Inside a deep curl in the Sandusky River near Fremont are about 500 historic acres that have been saved over and over again. They are now saved for good but it’s been a long and crooked path.

Peninsular Farms can trace its history to about 1782, several years before the first official settlement in the Northwest Territory. At that time, two English-born people, James Whitaker and Elizabeth Foulks, were granted 1280 acres by the Wyandot tribe who had held the pair for years. The gift from the tribe could have been ignored by the local government, but in 1830 Foulks was given official title, keeping it together as the Whitaker Reserve. After the death of Foulks and as years went on, the land was whittled away to development. By the late 1920s it was a series of small farms with separate owners. Then John J. Mooney, who raised harness horses, purchased all the farms, consolidating the land into the 480 contiguous acres, and named it Peninsular Farms. It was a working farm and horse stable for many years but then fell into disrepair on the death of Mooney. Again, there was danger of the land being broken up for development. In 1979, Don W. Miller, a businessman who lived nearby, succeeded in purchasing the land from Mooney’s son and heir. He’s the hero of this story.

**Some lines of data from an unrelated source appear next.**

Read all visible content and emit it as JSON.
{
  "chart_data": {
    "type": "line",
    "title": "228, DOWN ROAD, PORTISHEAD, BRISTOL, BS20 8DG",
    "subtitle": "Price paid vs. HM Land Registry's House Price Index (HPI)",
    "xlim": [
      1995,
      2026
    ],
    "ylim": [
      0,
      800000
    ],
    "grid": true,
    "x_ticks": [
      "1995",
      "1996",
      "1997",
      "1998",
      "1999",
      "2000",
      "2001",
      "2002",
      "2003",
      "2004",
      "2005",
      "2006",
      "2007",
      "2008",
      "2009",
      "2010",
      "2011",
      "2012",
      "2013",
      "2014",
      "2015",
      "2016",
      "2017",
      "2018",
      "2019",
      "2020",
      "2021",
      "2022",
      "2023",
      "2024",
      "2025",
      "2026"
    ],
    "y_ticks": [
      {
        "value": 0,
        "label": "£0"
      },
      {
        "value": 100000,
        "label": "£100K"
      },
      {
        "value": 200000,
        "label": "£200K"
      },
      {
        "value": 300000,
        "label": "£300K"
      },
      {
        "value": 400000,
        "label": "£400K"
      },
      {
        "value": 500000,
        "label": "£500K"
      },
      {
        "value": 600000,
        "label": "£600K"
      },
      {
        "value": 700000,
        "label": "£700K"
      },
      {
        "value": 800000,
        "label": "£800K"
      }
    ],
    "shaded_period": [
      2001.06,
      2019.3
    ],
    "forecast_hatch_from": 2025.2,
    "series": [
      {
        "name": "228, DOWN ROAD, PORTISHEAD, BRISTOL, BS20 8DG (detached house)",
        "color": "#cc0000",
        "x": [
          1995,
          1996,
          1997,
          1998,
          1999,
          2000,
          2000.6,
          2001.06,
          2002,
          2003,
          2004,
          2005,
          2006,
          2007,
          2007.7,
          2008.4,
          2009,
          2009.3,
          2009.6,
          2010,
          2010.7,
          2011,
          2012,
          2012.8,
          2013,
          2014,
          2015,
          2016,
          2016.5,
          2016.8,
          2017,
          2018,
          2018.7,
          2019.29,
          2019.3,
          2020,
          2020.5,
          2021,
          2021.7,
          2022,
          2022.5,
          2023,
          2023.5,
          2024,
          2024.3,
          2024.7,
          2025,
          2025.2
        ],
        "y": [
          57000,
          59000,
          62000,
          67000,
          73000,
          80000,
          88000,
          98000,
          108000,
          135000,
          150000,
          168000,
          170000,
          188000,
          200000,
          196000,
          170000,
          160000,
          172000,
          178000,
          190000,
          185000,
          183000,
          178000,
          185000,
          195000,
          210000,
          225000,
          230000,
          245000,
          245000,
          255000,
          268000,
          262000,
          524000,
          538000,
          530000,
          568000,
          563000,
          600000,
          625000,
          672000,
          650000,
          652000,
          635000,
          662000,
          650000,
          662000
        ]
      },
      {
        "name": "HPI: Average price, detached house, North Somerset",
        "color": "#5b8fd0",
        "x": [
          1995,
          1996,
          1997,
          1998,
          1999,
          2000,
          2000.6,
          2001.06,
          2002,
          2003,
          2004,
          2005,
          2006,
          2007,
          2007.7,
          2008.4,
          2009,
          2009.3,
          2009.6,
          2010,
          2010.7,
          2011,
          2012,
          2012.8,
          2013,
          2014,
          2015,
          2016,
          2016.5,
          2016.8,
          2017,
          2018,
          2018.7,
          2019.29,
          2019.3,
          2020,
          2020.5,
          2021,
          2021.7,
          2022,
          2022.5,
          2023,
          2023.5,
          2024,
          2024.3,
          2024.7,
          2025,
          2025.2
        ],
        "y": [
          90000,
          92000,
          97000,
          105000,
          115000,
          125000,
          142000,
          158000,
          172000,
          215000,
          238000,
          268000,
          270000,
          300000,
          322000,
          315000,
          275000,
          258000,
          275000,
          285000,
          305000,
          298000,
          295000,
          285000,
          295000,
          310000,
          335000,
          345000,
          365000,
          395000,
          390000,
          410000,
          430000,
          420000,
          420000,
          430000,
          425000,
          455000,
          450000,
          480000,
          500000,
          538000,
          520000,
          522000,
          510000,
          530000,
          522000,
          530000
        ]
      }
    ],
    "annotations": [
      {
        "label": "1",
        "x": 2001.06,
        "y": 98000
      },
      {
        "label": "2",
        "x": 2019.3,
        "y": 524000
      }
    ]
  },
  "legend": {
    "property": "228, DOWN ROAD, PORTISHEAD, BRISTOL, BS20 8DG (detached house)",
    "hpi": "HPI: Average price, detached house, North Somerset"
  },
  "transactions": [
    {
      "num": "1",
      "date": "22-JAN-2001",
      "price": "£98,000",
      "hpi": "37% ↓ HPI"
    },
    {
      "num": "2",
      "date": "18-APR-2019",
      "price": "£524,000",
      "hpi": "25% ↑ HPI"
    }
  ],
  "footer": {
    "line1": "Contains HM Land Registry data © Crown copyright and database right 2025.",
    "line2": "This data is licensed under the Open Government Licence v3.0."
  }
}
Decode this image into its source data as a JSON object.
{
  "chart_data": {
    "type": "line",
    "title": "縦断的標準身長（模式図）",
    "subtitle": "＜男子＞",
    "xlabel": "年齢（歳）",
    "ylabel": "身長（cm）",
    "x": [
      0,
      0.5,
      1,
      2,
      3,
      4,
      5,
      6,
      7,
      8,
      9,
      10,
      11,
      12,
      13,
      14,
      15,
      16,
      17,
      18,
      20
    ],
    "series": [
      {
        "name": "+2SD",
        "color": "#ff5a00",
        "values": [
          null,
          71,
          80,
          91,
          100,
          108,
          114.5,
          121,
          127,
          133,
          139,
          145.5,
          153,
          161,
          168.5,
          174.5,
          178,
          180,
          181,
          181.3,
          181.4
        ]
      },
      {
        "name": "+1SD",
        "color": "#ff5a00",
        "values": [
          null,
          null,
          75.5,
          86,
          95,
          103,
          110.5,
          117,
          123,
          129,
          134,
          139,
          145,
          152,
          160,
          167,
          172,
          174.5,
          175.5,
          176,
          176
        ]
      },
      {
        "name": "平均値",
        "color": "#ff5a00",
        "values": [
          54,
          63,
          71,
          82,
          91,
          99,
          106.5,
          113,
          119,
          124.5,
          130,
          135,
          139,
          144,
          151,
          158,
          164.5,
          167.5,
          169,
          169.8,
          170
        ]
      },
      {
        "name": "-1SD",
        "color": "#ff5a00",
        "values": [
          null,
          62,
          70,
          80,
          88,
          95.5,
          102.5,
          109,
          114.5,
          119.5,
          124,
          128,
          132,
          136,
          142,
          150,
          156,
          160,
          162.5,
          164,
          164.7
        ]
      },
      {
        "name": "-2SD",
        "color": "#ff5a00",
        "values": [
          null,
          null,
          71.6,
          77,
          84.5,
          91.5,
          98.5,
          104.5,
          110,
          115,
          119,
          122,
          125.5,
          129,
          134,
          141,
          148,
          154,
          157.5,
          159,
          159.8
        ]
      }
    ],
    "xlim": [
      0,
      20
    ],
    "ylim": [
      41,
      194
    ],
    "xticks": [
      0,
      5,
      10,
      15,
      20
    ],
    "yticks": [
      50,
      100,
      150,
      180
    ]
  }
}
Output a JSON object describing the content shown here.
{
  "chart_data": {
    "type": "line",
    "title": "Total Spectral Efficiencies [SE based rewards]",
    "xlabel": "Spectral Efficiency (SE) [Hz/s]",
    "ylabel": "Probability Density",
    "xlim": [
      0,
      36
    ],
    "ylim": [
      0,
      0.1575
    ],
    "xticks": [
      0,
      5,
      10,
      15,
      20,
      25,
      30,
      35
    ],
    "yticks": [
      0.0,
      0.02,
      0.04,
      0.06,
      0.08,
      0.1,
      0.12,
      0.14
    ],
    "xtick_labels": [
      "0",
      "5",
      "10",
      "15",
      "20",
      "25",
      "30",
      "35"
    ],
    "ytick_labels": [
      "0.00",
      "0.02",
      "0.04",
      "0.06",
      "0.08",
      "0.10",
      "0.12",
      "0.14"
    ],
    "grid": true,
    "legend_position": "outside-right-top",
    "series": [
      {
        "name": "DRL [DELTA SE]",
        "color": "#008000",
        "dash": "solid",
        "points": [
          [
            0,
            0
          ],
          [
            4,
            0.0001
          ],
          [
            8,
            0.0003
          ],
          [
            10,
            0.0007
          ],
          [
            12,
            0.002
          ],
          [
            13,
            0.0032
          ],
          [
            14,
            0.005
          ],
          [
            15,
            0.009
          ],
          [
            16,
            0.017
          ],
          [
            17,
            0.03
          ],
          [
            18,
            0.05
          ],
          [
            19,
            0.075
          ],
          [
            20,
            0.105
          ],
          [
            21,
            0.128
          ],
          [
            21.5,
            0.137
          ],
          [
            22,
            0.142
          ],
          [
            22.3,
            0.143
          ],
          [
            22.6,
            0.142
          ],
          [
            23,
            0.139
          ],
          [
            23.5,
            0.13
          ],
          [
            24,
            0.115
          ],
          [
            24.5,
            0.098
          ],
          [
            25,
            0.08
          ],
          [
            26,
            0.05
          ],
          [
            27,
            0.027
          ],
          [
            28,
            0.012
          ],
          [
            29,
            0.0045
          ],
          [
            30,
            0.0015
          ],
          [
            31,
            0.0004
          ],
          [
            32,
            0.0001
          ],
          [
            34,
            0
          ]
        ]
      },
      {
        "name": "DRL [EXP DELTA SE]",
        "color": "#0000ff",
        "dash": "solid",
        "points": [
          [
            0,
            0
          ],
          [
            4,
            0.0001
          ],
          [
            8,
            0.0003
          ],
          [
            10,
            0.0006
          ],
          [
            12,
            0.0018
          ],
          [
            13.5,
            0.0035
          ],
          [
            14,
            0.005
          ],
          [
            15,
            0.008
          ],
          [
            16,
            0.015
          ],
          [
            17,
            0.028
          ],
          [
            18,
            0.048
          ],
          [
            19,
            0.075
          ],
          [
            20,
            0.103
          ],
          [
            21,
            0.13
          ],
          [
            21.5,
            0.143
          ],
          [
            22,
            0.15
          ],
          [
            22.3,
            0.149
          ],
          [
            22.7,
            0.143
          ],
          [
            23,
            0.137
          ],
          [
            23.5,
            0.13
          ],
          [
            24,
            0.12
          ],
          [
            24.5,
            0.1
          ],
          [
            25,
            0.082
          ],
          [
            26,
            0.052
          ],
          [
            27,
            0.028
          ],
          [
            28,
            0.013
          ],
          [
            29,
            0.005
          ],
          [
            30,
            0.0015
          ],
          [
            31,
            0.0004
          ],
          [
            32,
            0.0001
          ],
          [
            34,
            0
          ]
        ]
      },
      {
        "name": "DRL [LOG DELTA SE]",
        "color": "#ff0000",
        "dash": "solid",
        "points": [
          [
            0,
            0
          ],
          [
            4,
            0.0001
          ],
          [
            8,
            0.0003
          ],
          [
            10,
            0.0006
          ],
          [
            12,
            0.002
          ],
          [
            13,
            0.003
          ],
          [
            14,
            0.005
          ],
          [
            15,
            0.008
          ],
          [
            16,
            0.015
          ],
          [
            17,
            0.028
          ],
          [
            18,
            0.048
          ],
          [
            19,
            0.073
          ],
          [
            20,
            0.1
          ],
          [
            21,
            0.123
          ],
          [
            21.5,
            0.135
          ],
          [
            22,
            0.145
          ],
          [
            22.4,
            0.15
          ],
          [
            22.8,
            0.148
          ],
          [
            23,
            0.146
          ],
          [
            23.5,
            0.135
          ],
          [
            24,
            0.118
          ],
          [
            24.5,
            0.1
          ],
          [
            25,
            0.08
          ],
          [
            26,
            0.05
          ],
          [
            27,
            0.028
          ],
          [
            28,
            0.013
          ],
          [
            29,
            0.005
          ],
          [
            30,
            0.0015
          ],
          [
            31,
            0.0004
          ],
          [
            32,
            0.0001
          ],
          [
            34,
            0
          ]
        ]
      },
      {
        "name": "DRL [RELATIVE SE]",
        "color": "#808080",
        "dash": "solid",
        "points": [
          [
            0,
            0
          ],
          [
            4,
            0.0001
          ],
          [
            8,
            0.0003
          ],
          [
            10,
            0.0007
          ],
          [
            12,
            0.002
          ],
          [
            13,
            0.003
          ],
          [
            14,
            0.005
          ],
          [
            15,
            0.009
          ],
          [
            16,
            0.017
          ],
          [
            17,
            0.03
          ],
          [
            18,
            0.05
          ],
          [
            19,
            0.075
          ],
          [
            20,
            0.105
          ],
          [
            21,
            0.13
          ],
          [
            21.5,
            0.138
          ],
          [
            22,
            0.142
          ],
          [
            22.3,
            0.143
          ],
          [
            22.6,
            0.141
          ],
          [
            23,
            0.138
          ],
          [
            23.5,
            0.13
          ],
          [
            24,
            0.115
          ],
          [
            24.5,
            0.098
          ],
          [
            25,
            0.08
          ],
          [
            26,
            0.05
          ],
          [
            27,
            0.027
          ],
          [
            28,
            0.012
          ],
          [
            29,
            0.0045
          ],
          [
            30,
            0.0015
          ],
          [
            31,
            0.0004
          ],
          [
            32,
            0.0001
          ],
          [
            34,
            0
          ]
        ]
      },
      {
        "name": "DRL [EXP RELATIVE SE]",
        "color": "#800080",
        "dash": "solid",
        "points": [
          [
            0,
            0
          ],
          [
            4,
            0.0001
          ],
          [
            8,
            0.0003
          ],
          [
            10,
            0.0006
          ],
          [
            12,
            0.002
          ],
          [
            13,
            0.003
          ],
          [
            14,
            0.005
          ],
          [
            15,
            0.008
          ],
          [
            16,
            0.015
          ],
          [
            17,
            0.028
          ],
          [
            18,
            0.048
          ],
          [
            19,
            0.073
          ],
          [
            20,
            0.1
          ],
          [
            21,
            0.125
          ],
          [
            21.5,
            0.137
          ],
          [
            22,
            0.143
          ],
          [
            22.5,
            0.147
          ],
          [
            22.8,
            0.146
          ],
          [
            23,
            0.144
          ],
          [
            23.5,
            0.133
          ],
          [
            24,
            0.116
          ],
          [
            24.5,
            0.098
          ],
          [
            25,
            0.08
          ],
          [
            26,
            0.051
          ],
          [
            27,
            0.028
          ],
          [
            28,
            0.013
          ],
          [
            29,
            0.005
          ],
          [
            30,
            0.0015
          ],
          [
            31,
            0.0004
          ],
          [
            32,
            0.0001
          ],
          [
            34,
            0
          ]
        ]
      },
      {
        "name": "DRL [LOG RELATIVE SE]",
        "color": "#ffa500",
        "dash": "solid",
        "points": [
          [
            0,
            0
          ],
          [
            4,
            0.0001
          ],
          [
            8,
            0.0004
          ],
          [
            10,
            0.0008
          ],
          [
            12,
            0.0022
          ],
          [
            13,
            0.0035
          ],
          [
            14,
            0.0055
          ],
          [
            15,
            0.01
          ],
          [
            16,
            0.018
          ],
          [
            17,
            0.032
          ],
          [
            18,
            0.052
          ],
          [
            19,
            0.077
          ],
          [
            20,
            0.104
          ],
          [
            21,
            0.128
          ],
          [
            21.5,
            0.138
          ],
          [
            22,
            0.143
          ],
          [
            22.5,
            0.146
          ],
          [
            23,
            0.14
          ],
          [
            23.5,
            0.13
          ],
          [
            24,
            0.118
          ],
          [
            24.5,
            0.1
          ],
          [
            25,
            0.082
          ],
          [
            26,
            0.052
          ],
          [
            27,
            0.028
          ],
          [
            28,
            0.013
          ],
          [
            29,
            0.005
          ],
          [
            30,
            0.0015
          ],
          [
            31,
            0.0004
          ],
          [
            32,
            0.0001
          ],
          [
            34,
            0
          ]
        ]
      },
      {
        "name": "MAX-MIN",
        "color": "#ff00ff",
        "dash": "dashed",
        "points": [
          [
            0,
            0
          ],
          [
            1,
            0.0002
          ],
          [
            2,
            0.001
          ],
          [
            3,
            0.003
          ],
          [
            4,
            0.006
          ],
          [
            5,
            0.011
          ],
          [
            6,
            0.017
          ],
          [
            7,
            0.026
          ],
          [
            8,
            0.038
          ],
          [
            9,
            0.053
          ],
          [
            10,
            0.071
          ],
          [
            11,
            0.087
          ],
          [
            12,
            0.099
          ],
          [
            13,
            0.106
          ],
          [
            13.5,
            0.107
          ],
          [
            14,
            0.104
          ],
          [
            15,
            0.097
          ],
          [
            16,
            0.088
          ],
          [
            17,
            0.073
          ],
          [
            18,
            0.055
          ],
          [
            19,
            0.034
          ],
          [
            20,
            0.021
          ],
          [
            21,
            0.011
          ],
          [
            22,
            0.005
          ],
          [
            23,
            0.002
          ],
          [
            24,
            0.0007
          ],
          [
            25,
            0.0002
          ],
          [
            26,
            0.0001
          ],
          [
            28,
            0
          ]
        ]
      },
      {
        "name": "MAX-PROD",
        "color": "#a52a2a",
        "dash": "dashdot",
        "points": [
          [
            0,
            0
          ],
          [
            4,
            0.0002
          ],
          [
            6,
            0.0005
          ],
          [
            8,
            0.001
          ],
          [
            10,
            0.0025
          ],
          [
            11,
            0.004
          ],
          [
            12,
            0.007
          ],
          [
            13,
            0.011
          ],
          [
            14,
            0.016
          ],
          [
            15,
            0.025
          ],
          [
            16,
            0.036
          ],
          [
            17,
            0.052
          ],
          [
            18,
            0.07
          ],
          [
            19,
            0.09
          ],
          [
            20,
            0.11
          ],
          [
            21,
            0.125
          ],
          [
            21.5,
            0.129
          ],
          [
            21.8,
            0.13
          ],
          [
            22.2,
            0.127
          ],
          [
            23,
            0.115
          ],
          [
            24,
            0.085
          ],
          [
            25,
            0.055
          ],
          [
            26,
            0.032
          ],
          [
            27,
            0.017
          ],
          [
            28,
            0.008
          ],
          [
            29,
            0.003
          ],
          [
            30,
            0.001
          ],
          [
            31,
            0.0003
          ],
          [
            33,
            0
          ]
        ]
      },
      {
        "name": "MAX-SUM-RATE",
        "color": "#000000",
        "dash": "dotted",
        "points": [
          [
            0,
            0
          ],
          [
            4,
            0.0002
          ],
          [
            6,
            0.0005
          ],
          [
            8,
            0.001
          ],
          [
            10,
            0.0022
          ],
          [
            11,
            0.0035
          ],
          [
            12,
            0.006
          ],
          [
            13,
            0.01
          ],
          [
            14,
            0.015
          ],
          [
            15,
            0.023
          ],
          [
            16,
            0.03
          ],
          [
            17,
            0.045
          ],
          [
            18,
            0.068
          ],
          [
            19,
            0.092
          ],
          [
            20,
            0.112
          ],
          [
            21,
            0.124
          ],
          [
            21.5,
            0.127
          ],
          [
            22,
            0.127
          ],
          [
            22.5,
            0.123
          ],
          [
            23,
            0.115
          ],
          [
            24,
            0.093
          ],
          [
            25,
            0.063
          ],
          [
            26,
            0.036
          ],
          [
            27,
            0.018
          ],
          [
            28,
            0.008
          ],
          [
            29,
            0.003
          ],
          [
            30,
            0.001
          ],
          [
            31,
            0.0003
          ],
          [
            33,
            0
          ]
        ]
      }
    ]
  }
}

Miller was a conservationist and preservationist. After he purchased the land, he was bombarded by developers but he refused to break up the property. He was bitten by its history and beauty and began to slowly rehabilitate the old buildings. He moved into the pre-1920 home and worked steadily to restore stream banks and plant thousands of trees. When the bald eagle population began to recover, Peninsular Farms was one of the first known nesting sites on the Sandusky River. It’s also home to deer and fox and other wildlife. The farms became a local landmark and the site of family weddings, neighborhood hayrides, and other celebrations. Occasionally Miller allowed Sandusky County Park District to host tours. In 2001, he took a big step and arranged to transfer ownership to the Black Swamp Conservancy after his death. He wanted to ensure that Peninsular Farms would never be sold off, split up, or developed.

But challenges to the farm and its preservation were not over yet. In 2014 First Energy proposed to use eminent domain to cut a swath through it to install transmission lines. The plan called for clear cutting a 60-foot-wide path and erecting 80-foot towers on the land. This would have broken up habitat permanently. Now the public rallied. Pushed by warnings of a conservation tragedy from the Black Swamp Conservancy, neighbors and friends of this special place wrote, called, and showed up at public meetings to make the case that the land should remain intact. They won. First Energy put the line elsewhere.